The front of the house was always in sunlight, the back in shadow. But the back had the water-butt, its soaked wood black and speckled with green mould. Rainwater was always used for the wash because it was softer and saved on soap powder, an economy of which I knew nothing. To me the water-butt was a presence. The shadow’s core, it grew colder as you approached. A wet battery, a condenser, you could almost hear it hum.
The house had a cold tap in the scullery but no bathroom. Even this ordinary water was reserved, a kind of sacrament, to be heated in the kettle and carried up to the bedrooms. In the suburbs of London we were richer in convenience but poorer in ceremony. Entering the front bedroom we shared each summer with our parents was like entering a church. The door opened on to stillness and dark furniture. The water jug stood in a bowl on a white cloth on the washstand, the size of ritual vessels. The china was cold to the touch. It even smelled cold, like geraniums.

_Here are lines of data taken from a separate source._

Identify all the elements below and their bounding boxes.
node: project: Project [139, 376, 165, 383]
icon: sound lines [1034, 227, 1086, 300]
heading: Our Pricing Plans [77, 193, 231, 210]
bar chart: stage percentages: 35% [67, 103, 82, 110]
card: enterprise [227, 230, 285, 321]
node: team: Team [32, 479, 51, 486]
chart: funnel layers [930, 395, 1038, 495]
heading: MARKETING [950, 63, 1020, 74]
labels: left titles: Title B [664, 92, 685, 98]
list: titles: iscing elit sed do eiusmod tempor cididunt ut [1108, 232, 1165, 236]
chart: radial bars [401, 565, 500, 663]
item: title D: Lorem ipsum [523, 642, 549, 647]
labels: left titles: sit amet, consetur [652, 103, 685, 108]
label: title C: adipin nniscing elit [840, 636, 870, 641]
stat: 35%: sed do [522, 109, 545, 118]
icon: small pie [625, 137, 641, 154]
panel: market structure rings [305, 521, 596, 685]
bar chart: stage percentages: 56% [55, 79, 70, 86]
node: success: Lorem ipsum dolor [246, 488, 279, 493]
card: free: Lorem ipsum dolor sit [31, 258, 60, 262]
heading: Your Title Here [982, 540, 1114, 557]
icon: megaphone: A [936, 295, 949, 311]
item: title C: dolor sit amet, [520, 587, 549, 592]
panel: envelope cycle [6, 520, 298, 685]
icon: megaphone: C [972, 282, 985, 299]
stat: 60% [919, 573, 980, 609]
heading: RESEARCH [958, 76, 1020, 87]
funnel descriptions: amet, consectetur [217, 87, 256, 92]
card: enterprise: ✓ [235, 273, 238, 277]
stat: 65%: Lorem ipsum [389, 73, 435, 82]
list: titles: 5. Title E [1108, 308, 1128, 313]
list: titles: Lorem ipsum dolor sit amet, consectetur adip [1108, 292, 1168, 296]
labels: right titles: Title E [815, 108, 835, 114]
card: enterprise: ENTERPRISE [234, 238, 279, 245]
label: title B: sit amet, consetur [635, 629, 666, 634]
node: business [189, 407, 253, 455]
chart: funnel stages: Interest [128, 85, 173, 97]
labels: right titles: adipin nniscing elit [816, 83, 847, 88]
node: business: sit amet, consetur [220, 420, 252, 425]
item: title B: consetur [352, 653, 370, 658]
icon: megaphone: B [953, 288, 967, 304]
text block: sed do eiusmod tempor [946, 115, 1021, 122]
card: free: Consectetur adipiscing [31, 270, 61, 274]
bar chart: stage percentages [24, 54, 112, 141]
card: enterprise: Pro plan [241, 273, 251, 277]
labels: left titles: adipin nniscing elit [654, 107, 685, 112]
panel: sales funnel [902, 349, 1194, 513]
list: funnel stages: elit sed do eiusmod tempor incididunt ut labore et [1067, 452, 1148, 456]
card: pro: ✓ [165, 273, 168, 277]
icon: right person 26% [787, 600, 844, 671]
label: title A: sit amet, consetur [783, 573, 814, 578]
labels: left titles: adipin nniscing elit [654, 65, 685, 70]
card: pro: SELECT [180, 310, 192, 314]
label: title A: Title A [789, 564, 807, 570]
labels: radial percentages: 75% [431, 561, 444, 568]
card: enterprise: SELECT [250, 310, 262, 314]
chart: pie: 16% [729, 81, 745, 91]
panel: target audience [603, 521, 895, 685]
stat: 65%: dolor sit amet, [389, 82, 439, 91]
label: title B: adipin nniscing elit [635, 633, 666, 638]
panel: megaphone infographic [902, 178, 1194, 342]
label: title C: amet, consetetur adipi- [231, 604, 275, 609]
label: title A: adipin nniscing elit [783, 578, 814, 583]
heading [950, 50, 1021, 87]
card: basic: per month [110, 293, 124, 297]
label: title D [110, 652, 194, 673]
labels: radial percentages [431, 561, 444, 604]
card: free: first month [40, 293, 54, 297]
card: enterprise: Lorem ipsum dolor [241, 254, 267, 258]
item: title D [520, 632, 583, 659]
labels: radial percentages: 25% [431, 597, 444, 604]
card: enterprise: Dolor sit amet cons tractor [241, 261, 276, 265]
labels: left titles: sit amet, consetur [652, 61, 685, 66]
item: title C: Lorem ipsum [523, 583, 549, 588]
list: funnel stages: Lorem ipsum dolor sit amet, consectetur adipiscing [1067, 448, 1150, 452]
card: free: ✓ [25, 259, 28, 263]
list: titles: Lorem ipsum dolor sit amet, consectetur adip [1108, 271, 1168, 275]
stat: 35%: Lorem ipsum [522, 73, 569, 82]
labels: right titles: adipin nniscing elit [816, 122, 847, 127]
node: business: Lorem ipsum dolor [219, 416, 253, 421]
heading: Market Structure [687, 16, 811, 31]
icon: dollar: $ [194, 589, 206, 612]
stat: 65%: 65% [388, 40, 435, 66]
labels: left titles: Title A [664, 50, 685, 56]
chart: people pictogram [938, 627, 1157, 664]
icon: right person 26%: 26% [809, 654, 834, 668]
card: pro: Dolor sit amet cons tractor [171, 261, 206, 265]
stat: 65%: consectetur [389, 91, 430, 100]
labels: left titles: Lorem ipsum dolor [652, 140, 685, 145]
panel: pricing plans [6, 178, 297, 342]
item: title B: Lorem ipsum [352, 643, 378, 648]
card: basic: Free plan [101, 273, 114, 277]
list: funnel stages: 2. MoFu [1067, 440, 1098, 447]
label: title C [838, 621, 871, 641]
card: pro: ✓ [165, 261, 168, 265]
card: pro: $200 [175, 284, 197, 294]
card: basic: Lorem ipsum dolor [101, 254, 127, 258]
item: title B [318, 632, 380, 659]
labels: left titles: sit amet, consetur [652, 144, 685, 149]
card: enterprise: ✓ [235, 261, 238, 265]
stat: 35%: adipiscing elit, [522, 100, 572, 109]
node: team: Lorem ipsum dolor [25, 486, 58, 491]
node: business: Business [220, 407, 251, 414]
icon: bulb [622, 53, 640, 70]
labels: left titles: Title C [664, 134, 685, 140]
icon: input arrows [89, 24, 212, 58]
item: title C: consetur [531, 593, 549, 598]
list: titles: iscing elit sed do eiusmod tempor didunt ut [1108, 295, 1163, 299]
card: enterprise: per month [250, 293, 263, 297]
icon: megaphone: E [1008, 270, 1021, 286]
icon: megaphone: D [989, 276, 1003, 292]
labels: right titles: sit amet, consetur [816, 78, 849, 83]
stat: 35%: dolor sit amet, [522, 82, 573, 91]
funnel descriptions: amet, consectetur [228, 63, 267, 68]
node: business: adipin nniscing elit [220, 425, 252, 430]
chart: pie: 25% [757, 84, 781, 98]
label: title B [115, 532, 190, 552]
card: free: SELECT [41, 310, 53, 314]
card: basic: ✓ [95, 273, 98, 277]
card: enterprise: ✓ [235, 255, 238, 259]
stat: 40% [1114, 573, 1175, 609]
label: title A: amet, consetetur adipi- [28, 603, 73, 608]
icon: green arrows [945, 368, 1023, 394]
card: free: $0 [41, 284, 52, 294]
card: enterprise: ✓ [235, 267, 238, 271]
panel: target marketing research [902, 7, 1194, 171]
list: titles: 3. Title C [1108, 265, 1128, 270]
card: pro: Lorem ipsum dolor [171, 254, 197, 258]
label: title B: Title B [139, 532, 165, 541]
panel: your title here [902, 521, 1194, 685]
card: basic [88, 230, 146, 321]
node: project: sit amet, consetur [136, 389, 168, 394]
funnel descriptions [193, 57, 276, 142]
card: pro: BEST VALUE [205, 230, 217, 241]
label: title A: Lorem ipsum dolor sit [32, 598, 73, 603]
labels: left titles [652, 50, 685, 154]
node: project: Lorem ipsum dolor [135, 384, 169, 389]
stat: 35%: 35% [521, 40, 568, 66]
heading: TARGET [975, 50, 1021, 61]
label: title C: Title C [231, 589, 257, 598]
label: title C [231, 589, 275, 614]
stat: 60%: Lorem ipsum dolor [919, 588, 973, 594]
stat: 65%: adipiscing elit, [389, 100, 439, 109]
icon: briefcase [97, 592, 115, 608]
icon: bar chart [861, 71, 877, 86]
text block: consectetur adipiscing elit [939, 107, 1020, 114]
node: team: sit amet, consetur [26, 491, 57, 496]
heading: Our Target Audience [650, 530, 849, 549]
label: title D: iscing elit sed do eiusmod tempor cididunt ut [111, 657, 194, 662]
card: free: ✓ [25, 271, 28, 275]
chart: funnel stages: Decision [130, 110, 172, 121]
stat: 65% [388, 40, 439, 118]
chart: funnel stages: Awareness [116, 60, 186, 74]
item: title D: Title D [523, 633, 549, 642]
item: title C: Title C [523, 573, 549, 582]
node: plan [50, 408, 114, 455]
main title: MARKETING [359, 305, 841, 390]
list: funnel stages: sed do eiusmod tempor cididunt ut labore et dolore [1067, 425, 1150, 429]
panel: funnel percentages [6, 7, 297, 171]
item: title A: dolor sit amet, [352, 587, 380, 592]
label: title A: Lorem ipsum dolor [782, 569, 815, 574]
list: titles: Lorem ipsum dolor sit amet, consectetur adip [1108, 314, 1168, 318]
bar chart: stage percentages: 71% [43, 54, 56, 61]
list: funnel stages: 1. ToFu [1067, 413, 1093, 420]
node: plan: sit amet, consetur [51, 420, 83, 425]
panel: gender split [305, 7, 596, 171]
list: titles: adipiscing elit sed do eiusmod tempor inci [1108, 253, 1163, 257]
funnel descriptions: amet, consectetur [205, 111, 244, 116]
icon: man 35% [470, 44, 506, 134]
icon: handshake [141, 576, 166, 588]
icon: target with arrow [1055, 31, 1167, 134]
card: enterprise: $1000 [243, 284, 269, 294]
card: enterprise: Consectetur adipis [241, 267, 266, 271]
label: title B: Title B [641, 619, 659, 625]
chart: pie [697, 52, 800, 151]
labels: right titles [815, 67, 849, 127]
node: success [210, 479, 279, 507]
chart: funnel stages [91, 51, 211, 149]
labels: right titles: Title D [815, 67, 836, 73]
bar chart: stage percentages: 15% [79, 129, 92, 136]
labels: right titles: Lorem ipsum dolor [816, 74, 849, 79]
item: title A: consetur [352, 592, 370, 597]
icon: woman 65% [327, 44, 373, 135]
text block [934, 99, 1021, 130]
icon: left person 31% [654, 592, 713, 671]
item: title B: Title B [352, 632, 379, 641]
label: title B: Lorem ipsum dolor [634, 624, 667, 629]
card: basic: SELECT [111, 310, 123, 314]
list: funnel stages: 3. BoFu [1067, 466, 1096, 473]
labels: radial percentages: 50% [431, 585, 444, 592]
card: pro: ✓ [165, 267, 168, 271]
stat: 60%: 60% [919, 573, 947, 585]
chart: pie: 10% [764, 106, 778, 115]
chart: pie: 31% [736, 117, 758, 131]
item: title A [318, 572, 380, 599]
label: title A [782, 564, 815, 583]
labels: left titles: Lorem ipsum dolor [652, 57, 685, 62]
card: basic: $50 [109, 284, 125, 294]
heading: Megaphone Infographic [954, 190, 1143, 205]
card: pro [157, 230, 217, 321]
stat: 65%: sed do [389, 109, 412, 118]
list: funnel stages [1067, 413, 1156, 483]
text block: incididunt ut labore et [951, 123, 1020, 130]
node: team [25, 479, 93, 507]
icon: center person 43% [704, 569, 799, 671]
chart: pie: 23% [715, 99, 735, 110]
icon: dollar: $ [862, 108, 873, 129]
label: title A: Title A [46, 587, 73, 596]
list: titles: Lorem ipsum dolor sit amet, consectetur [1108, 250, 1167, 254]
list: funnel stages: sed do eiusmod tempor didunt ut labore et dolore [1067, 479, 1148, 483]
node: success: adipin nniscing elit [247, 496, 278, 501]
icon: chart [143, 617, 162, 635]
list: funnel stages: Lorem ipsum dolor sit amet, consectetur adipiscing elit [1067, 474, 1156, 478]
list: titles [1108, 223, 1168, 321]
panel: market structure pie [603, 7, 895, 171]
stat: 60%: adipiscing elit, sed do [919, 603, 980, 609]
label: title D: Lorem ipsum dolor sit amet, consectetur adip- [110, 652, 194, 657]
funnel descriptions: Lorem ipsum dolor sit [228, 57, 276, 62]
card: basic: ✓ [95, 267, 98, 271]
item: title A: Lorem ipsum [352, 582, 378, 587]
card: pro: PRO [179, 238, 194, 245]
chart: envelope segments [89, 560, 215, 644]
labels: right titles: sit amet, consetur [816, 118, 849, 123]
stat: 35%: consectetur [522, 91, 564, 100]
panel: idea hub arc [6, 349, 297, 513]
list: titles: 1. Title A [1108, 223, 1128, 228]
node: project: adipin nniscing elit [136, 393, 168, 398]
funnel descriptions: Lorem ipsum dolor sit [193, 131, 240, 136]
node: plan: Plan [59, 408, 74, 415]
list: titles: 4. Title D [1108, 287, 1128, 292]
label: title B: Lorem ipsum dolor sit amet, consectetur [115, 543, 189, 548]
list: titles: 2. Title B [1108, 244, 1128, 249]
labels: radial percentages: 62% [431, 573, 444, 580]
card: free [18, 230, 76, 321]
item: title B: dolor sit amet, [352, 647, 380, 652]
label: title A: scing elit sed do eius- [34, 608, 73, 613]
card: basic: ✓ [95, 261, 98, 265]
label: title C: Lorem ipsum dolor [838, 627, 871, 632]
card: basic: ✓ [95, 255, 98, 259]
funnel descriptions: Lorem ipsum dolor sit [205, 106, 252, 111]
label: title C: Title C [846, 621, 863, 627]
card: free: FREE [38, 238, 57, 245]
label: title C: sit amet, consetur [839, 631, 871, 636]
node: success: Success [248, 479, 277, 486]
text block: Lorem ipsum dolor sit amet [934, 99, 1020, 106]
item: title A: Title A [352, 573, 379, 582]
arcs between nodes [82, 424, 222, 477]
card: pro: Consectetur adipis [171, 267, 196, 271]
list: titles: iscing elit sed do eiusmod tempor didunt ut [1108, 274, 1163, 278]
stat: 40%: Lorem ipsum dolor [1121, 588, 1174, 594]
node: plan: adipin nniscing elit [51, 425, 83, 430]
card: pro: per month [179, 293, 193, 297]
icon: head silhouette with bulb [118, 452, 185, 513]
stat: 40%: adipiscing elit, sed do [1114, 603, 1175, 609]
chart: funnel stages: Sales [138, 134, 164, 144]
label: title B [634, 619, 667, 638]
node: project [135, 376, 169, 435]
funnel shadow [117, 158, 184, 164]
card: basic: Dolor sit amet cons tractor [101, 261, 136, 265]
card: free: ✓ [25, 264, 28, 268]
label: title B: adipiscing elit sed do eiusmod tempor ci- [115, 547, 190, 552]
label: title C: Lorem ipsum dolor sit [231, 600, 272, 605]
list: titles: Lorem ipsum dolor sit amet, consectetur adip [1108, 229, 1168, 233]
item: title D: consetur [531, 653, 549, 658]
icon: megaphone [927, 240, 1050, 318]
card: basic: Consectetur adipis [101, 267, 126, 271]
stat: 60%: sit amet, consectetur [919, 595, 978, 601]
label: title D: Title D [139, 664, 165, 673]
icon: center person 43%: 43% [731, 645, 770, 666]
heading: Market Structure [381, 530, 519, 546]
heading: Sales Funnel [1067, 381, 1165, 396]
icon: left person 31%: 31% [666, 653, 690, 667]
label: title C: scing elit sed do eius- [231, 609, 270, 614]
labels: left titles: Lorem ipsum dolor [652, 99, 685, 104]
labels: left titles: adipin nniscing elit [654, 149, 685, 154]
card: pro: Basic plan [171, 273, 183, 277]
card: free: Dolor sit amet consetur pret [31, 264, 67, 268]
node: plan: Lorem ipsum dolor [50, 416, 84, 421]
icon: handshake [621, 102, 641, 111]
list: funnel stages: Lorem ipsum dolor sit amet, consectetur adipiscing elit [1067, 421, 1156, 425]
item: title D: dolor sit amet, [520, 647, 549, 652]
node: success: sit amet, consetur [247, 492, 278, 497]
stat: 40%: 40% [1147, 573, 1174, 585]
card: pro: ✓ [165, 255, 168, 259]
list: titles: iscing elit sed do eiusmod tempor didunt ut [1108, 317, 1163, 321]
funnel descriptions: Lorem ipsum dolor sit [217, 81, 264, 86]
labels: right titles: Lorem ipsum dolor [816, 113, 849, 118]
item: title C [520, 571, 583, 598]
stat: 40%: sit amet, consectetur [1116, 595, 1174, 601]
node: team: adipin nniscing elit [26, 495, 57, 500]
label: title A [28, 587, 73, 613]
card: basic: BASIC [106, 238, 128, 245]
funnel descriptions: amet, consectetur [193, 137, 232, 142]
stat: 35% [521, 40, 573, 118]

In the morning all was warmth and benediction. We would be brought tea and biscuits, and the jug would be taken down to be filled. It returned with a steam fragrance, a vapour that seemed lighter and thinner and sweeter than came from the hot tap at home. Washing had to be by turns, and we would hug the bed, dipping our biscuits in the tea until their half-soaked warmth merged with our half-sleep. When my mother called me up to the washstand, it was rather like taking communion, the same awkward intimacy, the same mixture of complicity and constraint. From my mother or my sister I would inherit warm, soapy water. An initial delicacy gave way to a sense of ease, as if I were still sharing my mother’s blood-heat. It was rather like climbing into my sister’s bath at home. But then came the constraint of not spilling any on the white cloth or the varnished top. The wash became, of necessity, ceremonial, a slow, deliberate laving.